The regime is exploiting the fears of a largely poor and uneducated population, which only a few days earlier had shown itself capable of great solidarity, and blaming the insecurity it created itself on the protest movement. The concessions thus far – Mubarak’s announced departure, a willingness to negotiate constitutional and other reforms – were intended to achieve only two things. First, to counter foreign, and particularly American, pressure on the regime.
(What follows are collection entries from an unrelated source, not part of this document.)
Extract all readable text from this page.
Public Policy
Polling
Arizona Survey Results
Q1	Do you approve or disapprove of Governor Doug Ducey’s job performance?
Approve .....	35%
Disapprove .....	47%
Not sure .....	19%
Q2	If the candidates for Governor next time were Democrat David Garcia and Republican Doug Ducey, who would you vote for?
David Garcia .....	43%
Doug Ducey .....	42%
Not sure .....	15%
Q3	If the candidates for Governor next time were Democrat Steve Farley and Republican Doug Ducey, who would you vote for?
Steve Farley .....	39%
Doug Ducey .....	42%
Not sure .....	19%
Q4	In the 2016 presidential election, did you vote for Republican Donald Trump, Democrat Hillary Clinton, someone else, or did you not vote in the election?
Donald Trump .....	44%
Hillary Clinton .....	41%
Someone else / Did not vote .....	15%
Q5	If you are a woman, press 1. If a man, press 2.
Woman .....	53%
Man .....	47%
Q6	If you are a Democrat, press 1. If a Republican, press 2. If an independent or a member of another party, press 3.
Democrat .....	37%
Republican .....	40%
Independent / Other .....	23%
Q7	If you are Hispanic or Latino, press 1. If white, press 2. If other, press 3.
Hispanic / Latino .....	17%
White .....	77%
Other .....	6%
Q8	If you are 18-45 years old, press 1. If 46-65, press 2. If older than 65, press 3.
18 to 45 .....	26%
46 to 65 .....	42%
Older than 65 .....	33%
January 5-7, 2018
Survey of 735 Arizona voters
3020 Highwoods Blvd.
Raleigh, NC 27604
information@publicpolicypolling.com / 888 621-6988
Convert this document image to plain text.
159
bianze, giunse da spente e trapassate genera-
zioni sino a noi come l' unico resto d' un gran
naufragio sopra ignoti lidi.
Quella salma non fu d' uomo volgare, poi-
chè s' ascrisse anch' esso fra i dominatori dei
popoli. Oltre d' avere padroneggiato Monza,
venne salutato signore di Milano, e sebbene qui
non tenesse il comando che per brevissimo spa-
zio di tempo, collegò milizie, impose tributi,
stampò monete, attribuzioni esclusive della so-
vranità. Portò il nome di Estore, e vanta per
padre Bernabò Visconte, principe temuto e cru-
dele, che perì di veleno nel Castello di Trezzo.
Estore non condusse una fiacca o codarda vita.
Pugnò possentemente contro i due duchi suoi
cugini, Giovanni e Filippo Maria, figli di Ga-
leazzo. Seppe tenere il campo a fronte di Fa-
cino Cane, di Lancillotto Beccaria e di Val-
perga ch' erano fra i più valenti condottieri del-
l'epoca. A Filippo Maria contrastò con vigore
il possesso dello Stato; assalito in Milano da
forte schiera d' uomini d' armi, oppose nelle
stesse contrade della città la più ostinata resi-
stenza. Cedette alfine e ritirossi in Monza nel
Second, to make the public believe that a protest movement which continued to insist on Mubarak’s immediate departure was not being reasonable. That argument has convinced many people who are desperate for things to return to normal.
When Ben-Ali fled from Tunis, he created a vacuum at the top of the state that was imperfectly but quickly filled. The initial interim government did not please many, but a sense of civic duty appears for now to have stabilised the situation without a resort to authoritarianism. Mubarak, on the other hand, created a security vacuum in order to spread panic. In agreeing to step down, he tried to ensure that the regime would survive. Egypt is not Tunisia, at least not yet.